É por essas e outras que não acho que o Surface seja algo para estimular os parceiros OEM, como os smartphones Nexus são para o Android. O Surface é uma banana para os parceiros OEM. Acabou a paciência em Redmond, é hora de arregaçar as mangas e jogar sério. Controle total, hardware e software feitos um para o outro, foco total no consumidor. Aos parceiros? Paciência. O preço elevado da licença do Windows RT talvez seja, aliás, um tapa com luva de pelica na cara deles.
No papel o Surface é lindo e original. Ele já larga com vantagem por ter o Windows 8 em seu habitat natural: um tablet. Com mouse e teclado o sistema é um desastre, com os dedos e o auxílio de um teclado, a coisa muda de figura. É bem, bem promissor.
A Microsoft não ficou só no arroz com feijão e trouxe alguns truques bem bacanas, como o suporte para mesa embutido e a capa que atua como teclado. Área de trabalho legada é um disparate, teclado integrado de forma harmônica a um tablet? Agora sim estamos falando em convergência.
Apesar da empolgação com o Surface (alguém aí não ficou?), é preciso cautela. Alguns pontos-chave foram deixados no ar e eles não são pontos-chave à toa. Qual o preço? Qual a autonomia da bateria? Como é esse teclado/capinha? Por que temos que esperar quatro e sete meses para vermos e comprarmos esses tablets?
O atraso no início da apresentação de ontem fez emergir algo que deve incomodar a Microsoft, mas que é a dura realidade: a Apple nos acostumou mal. Seus eventos são pontuais, seus lançamentos estão nas lojas, quando muito, um mês depois de anunciados — no geral dá para comprar/encomendar no mesmo dia. Qualquer coisa pior que isso gera desconfiança.
Se a autonomia for ruim, esqueça. Tablets são feitos para durar bastante, para ficarem dias longe da tomada. Se o preço for alto, as coisas complicam. Se o teclado-capinha, que a Microsoft não deixou ninguém usar ontem no evento, for ruim, um dos pontos mais fascinantes do Surface perderá seu valor totalmente. Há muitas interrogações ainda e isso nunca é algo bom.

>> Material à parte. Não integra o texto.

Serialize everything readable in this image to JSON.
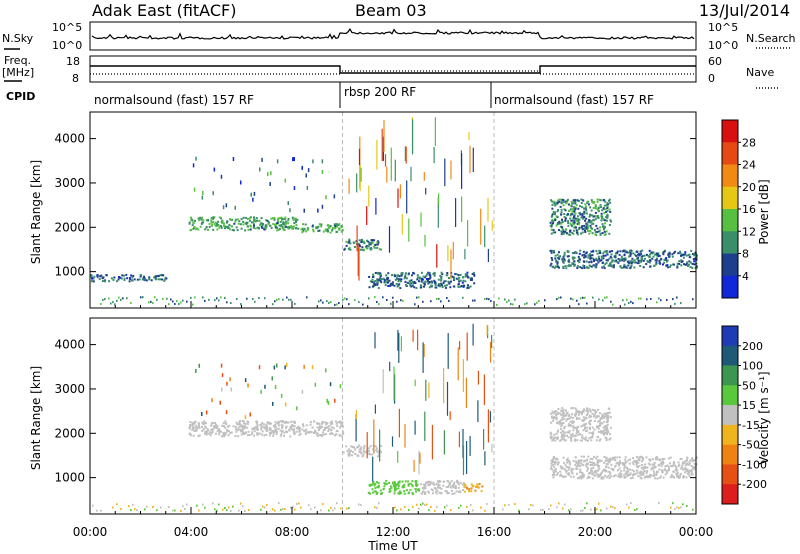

A Microsoft diz que o Surface com Windows RT/ARM custará o mesmo que um tablet premium e o com Windows 8 Pro/Intel, o preço de um ultrabook. Numa média aproximada e sem muito rigor científico, o primeiro a US$ 600, o segundo a US$ 1.200.

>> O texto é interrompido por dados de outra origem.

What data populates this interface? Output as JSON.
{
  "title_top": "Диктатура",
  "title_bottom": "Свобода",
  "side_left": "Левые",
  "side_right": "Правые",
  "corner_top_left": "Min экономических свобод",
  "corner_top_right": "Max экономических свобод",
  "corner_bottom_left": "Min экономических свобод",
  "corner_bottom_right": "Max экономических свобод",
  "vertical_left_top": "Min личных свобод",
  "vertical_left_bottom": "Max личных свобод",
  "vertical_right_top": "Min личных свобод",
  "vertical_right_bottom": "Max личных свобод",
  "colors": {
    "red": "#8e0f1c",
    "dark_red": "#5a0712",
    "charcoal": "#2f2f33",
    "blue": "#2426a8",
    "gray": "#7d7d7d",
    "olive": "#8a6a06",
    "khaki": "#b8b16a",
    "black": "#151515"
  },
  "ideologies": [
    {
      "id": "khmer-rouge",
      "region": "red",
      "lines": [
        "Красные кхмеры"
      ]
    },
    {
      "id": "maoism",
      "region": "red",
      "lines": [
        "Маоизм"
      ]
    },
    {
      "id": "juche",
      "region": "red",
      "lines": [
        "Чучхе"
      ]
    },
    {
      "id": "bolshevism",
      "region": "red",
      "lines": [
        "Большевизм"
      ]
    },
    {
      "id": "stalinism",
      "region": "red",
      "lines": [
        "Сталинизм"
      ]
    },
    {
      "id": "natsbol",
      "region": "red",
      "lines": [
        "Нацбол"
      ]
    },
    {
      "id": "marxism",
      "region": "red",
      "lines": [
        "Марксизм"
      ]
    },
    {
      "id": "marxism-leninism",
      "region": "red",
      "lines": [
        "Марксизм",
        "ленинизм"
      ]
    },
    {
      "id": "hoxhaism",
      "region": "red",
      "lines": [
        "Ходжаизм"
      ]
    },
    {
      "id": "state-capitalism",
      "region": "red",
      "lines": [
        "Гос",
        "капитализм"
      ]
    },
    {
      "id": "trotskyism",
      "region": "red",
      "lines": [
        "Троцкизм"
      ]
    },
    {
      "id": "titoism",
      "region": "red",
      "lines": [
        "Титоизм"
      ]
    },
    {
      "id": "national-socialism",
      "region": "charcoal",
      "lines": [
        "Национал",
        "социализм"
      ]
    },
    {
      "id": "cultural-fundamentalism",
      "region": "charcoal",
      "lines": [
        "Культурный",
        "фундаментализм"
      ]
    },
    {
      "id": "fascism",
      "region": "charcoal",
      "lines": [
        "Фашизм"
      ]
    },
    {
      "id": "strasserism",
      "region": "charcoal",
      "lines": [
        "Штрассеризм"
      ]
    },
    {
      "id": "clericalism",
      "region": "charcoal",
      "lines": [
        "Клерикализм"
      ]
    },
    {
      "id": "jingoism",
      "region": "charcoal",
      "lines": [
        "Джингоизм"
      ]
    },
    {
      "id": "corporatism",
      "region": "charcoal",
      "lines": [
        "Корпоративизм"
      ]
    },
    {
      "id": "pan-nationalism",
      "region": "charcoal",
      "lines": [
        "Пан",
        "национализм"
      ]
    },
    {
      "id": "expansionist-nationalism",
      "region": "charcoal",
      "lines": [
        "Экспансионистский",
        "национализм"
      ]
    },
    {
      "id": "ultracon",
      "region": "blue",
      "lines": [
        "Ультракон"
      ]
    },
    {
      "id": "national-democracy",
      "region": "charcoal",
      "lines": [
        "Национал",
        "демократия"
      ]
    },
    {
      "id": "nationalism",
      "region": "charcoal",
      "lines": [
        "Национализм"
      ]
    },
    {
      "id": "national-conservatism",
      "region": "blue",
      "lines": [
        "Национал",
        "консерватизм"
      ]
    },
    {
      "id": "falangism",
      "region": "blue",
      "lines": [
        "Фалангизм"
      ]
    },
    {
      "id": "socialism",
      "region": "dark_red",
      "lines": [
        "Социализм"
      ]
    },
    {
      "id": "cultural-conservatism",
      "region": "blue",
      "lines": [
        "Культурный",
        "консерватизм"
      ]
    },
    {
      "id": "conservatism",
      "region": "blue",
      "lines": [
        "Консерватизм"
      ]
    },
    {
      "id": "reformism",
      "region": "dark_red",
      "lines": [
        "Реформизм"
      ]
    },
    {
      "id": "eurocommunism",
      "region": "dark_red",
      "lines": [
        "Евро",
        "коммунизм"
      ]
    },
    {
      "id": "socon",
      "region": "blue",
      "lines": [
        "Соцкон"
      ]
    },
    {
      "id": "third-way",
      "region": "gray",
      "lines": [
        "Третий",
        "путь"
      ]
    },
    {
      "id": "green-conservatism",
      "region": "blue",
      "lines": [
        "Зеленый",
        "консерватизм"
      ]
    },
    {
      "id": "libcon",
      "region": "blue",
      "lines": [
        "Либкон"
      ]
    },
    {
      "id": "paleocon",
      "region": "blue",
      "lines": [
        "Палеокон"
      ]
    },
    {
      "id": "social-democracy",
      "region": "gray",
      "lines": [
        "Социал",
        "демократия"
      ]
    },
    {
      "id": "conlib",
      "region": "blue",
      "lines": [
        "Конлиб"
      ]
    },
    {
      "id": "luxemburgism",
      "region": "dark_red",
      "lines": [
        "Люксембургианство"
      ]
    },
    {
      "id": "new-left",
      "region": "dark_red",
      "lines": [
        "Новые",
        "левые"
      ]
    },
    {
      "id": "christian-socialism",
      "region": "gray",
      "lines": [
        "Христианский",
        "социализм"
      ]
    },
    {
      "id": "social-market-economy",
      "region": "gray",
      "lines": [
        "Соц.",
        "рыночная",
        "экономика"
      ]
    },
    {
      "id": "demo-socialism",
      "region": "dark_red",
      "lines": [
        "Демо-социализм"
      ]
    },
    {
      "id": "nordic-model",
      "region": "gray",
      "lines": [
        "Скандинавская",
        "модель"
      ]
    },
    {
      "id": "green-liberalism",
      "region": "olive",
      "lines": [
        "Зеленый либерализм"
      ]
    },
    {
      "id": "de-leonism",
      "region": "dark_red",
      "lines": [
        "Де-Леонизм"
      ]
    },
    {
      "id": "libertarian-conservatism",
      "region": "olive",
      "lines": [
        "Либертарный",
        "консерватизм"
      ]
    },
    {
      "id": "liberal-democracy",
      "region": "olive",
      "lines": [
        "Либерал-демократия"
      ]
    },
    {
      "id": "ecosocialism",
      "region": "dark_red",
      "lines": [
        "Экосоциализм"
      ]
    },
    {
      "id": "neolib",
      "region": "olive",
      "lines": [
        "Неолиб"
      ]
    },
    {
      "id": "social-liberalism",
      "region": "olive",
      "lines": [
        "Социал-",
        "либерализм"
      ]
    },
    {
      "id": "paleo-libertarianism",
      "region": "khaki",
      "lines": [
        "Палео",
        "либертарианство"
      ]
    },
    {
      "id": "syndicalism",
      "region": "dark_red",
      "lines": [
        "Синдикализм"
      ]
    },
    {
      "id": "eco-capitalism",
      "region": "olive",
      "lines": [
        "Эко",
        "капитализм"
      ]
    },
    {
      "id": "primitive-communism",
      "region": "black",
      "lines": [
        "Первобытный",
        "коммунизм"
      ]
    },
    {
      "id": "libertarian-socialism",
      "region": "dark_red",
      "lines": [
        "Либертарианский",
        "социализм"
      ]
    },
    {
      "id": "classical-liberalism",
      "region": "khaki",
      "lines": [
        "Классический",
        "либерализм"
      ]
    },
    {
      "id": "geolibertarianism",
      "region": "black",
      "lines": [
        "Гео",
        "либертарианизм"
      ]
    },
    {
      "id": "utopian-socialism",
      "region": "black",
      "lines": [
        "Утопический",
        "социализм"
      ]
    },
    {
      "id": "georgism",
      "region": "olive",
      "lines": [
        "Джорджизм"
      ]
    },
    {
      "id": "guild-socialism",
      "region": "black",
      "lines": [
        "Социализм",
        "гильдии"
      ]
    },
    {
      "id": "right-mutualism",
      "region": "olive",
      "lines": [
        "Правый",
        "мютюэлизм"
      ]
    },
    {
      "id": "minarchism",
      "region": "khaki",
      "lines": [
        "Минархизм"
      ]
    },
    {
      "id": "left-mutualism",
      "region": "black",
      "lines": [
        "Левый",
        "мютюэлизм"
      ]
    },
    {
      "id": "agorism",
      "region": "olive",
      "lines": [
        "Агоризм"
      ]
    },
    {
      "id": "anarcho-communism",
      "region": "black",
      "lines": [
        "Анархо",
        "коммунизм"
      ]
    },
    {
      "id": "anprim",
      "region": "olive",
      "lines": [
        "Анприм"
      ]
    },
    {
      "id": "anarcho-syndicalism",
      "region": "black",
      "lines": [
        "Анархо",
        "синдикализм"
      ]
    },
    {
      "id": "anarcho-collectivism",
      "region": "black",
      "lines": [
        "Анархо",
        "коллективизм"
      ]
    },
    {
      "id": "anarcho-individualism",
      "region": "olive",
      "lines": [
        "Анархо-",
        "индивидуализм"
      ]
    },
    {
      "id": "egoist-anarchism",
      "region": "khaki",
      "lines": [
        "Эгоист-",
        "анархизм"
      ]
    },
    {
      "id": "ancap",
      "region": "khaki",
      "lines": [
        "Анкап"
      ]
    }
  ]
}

É meio caro. Coloque da seguinte forma: se te dessem US$ 1.200, você compraria um tablet ou um ultrabook/MacBook Air? Entendo que a ideia da Microsoft é apagar a linha que separa as duas categorias, mas é complicado enfiar isso na cabeça das pessoas. Na minha, inclusive. Na do Tim Cook, também — o lance da geladeira e torradeira. Estamos presenciando mais do que um embate entre Microsoft e Apple; estamos testemunhando a primeira batalha entre duas filosofias que lutam para definir a computação pessoal dos próximos anos. Tudo junto e misturado (Windows 8 ) ou cada um na sua trocando experiências onde for possível (iOS/OS X)?

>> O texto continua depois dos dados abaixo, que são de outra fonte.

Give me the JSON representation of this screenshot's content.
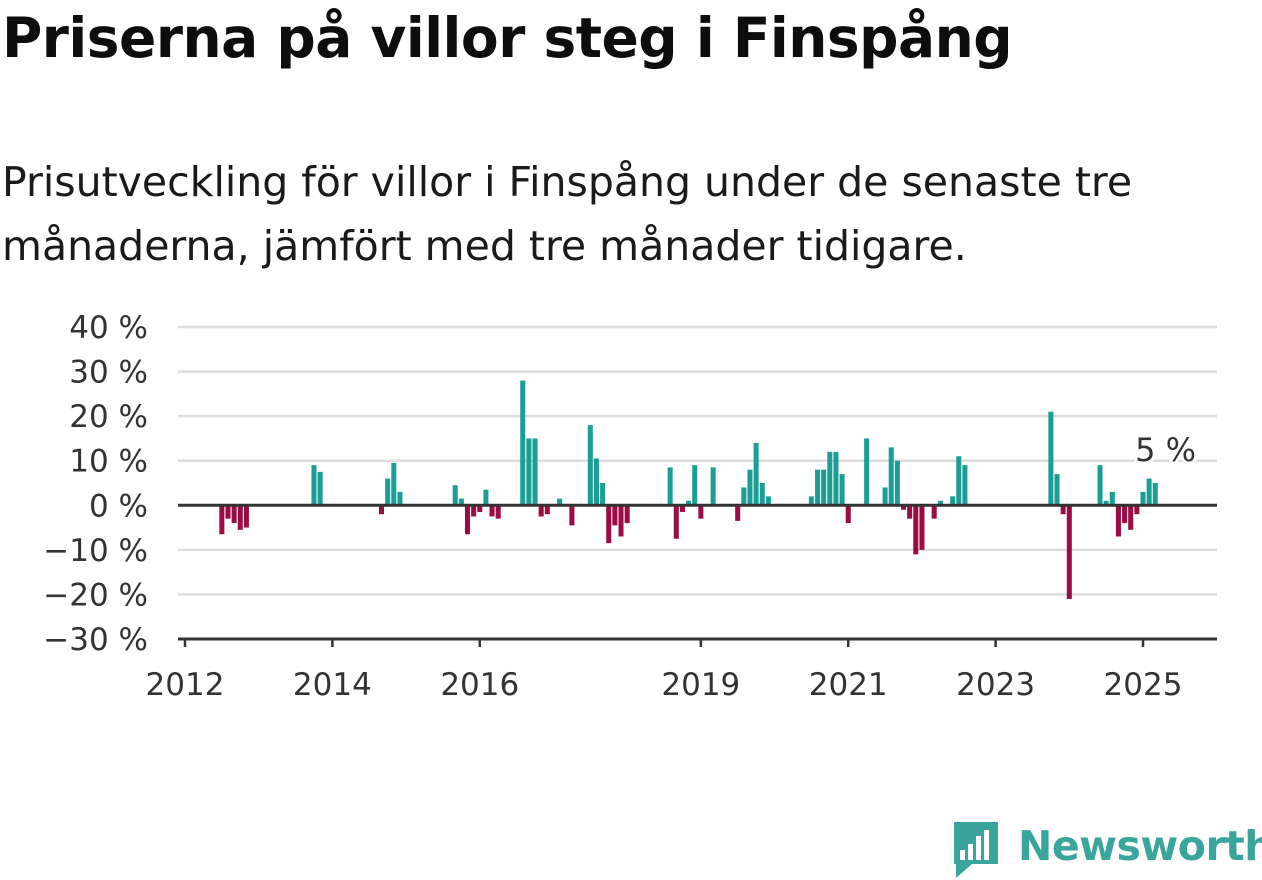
{
  "header": {
    "title": "Priserna på villor steg i Finspång",
    "subtitle": "Prisutveckling för villor i Finspång under de senaste tre månaderna, jämfört med tre månader tidigare."
  },
  "brand": {
    "name": "Newsworthy",
    "icon": "newsworthy-logo-icon",
    "color": "#3aa59c"
  },
  "colors": {
    "positive": "#1a9e96",
    "negative": "#9b0c45",
    "grid": "#dddddd",
    "axis": "#333333"
  },
  "chart_data": {
    "type": "bar",
    "ylim": [
      -30,
      40
    ],
    "y_ticks": [
      40,
      30,
      20,
      10,
      0,
      -10,
      -20,
      -30
    ],
    "y_tick_labels": [
      "40 %",
      "30 %",
      "20 %",
      "10 %",
      "0 %",
      "−10 %",
      "−20 %",
      "−30 %"
    ],
    "x_ticks": [
      "2012",
      "2014",
      "2016",
      "2019",
      "2021",
      "2023",
      "2025"
    ],
    "xlim": [
      "2012-01",
      "2026-02"
    ],
    "grid": true,
    "annotation": "5 %",
    "series": [
      {
        "values": [
          [
            "2012-07",
            -6.5
          ],
          [
            "2012-08",
            -3
          ],
          [
            "2012-09",
            -4
          ],
          [
            "2012-10",
            -5.5
          ],
          [
            "2012-11",
            -5
          ],
          [
            "2013-10",
            9
          ],
          [
            "2013-11",
            7.5
          ],
          [
            "2014-09",
            -2
          ],
          [
            "2014-10",
            6
          ],
          [
            "2014-11",
            9.5
          ],
          [
            "2014-12",
            3
          ],
          [
            "2015-09",
            4.5
          ],
          [
            "2015-10",
            1.5
          ],
          [
            "2015-11",
            -6.5
          ],
          [
            "2015-12",
            -2.5
          ],
          [
            "2016-01",
            -1.5
          ],
          [
            "2016-02",
            3.5
          ],
          [
            "2016-03",
            -2.5
          ],
          [
            "2016-04",
            -3
          ],
          [
            "2016-08",
            28
          ],
          [
            "2016-09",
            15
          ],
          [
            "2016-10",
            15
          ],
          [
            "2016-11",
            -2.5
          ],
          [
            "2016-12",
            -2
          ],
          [
            "2017-02",
            1.5
          ],
          [
            "2017-04",
            -4.5
          ],
          [
            "2017-07",
            18
          ],
          [
            "2017-08",
            10.5
          ],
          [
            "2017-09",
            5
          ],
          [
            "2017-10",
            -8.5
          ],
          [
            "2017-11",
            -4.5
          ],
          [
            "2017-12",
            -7
          ],
          [
            "2018-01",
            -4
          ],
          [
            "2018-08",
            8.5
          ],
          [
            "2018-09",
            -7.5
          ],
          [
            "2018-10",
            -1.5
          ],
          [
            "2018-11",
            1
          ],
          [
            "2018-12",
            9
          ],
          [
            "2019-01",
            -3
          ],
          [
            "2019-03",
            8.5
          ],
          [
            "2019-07",
            -3.5
          ],
          [
            "2019-08",
            4
          ],
          [
            "2019-09",
            8
          ],
          [
            "2019-10",
            14
          ],
          [
            "2019-11",
            5
          ],
          [
            "2019-12",
            2
          ],
          [
            "2020-07",
            2
          ],
          [
            "2020-08",
            8
          ],
          [
            "2020-09",
            8
          ],
          [
            "2020-10",
            12
          ],
          [
            "2020-11",
            12
          ],
          [
            "2020-12",
            7
          ],
          [
            "2021-01",
            -4
          ],
          [
            "2021-04",
            15
          ],
          [
            "2021-07",
            4
          ],
          [
            "2021-08",
            13
          ],
          [
            "2021-09",
            10
          ],
          [
            "2021-10",
            -1
          ],
          [
            "2021-11",
            -3
          ],
          [
            "2021-12",
            -11
          ],
          [
            "2022-01",
            -10
          ],
          [
            "2022-03",
            -3
          ],
          [
            "2022-04",
            1
          ],
          [
            "2022-06",
            2
          ],
          [
            "2022-07",
            11
          ],
          [
            "2022-08",
            9
          ],
          [
            "2023-10",
            21
          ],
          [
            "2023-11",
            7
          ],
          [
            "2023-12",
            -2
          ],
          [
            "2024-01",
            -21
          ],
          [
            "2024-06",
            9
          ],
          [
            "2024-07",
            1
          ],
          [
            "2024-08",
            3
          ],
          [
            "2024-09",
            -7
          ],
          [
            "2024-10",
            -4
          ],
          [
            "2024-11",
            -5.5
          ],
          [
            "2024-12",
            -2
          ],
          [
            "2025-01",
            3
          ],
          [
            "2025-02",
            6
          ],
          [
            "2025-03",
            5
          ]
        ]
      }
    ]
  }
}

O Surface e o Windows 8 são bem-vindos. O Android falhou nos tablets e não há sinais de que esse quadro vá mudar a curto ou médio prazo, e deixar o iPad sozinho é ruim para todo mundo. A Microsoft tem um bom histórico em hardware — Xbox, seus “mouses” e teclados sensacionais e até o Zune, que apesar de ter falhado comercialmente, era um gadget sensacional. Tem tudo, enfim, para emplacar. Mas no fim das contas o sucesso ou o fracasso do Surface está nas mãos do usuário. Está nas nossas mãos.